Bu Pelangi menatap Regan tajam. Tangan kanannya masih mendekap Edel yang menyembunyikan kepala, sedangkan tangan kirinya meletakkan jari telunjuk di depan bibir merah merona miliknya. Matanya terbelalak lebar.
"Tidak usah banyak bicara kamu. Kalau memang mau pacaran, ya ... tidak usah kasar gitu! Jangan seperti mantan saya, eh curhat. Sudah pokoknya kamu harus minta maaf!"
Regan menggeleng cepat. Untuk apa meminta maaf jika tidak bersalah? Sungguh mempermalukan diri sendiri.
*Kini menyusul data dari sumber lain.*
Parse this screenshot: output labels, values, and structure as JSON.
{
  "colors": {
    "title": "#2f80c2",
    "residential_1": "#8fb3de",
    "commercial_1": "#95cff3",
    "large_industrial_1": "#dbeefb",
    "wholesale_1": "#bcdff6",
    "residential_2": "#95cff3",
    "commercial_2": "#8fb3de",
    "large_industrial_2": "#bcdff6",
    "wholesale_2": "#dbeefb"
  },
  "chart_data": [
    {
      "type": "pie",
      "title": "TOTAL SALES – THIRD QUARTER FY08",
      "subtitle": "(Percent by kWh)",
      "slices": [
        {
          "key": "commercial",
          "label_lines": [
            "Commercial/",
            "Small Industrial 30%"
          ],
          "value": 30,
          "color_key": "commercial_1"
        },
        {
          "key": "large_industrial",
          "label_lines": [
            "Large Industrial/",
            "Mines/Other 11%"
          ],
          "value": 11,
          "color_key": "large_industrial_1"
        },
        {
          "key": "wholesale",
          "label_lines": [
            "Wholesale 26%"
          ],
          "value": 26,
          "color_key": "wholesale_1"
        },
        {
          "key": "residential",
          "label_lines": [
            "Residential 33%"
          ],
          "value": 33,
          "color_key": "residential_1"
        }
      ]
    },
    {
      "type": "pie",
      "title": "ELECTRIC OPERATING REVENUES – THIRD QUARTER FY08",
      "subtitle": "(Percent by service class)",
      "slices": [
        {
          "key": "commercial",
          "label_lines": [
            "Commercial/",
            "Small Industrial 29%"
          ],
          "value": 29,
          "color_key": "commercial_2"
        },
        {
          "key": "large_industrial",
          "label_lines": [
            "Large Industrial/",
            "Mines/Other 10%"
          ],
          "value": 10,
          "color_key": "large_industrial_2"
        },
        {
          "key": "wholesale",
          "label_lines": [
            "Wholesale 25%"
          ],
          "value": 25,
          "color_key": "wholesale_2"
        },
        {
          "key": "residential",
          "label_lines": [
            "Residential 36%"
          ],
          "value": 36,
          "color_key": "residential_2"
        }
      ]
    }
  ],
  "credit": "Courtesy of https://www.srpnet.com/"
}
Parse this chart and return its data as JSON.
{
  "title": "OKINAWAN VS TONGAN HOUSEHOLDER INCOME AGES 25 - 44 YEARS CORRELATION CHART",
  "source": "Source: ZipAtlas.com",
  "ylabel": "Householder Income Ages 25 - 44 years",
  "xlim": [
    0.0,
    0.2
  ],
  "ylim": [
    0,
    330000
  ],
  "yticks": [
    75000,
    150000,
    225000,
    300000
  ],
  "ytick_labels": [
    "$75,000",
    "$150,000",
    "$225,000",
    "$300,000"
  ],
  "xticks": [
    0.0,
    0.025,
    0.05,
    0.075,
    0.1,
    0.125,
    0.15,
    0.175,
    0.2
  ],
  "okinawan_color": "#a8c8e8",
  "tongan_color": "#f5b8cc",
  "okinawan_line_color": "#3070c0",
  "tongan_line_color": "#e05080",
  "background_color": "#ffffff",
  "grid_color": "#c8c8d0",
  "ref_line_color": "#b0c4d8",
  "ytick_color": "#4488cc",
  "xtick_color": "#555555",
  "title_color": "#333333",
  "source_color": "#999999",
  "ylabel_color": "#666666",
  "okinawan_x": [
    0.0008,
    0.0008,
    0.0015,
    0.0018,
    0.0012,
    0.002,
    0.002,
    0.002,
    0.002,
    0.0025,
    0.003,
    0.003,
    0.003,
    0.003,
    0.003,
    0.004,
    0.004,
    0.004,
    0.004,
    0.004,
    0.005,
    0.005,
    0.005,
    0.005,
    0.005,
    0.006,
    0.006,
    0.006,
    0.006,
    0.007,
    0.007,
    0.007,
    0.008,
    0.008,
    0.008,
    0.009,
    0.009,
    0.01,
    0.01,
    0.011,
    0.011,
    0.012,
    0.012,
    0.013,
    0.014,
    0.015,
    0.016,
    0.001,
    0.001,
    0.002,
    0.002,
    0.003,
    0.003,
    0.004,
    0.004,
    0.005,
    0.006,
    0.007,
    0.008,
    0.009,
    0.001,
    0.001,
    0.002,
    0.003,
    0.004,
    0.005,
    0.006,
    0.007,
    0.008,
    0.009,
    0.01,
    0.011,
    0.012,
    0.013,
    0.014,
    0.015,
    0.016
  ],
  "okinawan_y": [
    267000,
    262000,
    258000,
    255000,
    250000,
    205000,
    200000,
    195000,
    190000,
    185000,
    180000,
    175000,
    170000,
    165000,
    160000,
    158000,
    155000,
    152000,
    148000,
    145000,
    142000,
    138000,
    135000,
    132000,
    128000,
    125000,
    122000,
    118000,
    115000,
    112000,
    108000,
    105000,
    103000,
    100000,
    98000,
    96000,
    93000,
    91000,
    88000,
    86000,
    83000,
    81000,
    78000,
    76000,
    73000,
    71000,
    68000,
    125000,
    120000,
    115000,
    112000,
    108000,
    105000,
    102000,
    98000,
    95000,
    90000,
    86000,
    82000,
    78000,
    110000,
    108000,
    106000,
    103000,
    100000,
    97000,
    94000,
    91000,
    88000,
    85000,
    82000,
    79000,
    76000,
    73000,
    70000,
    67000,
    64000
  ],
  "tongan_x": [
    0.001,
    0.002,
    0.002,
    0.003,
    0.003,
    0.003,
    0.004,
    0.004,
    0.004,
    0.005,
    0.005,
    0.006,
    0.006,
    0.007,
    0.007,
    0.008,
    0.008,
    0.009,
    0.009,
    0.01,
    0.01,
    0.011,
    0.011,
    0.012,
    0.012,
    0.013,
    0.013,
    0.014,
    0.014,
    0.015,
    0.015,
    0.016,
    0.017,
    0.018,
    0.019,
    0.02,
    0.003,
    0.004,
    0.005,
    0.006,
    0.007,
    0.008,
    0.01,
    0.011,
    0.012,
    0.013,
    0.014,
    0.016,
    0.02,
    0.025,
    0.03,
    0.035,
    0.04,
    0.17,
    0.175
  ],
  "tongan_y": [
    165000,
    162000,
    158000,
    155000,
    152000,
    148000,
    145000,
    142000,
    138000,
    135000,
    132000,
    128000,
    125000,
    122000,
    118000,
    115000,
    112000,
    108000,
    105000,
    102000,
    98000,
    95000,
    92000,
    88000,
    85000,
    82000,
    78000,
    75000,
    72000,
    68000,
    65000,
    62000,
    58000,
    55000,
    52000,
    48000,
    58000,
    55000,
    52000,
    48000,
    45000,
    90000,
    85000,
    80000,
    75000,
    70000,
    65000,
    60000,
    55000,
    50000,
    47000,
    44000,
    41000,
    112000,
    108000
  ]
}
Mengapa Bu Pelangi tidak bertanya terlebih dahulu tentang kejadian yang sebenarnya dan bagaimana bisa si Crying Girl hanya terdiam seperti orang bisu?
"Ingat Regan, kalau ada siswa yang tertangkap basah membuat siswi menangis, itu sudah termasuk tindakan perundungan, dan ... kamu bisa dikeluarkan."
Beruntung memang nasib Edel dengan adanya peraturan itu. Ia jadi tak terlalu khawatir soal perundungan yang bisa saja menyerang dirinya sendiri lantaran emosi yang tinggi. Walau julukan aneh kerap merekat pada dirinya, tapi tak apa. Itu hal biasa bagi Edel. Masih tak ada apa-apanya dibandingkan apa yang diperlakukan Ariyanto.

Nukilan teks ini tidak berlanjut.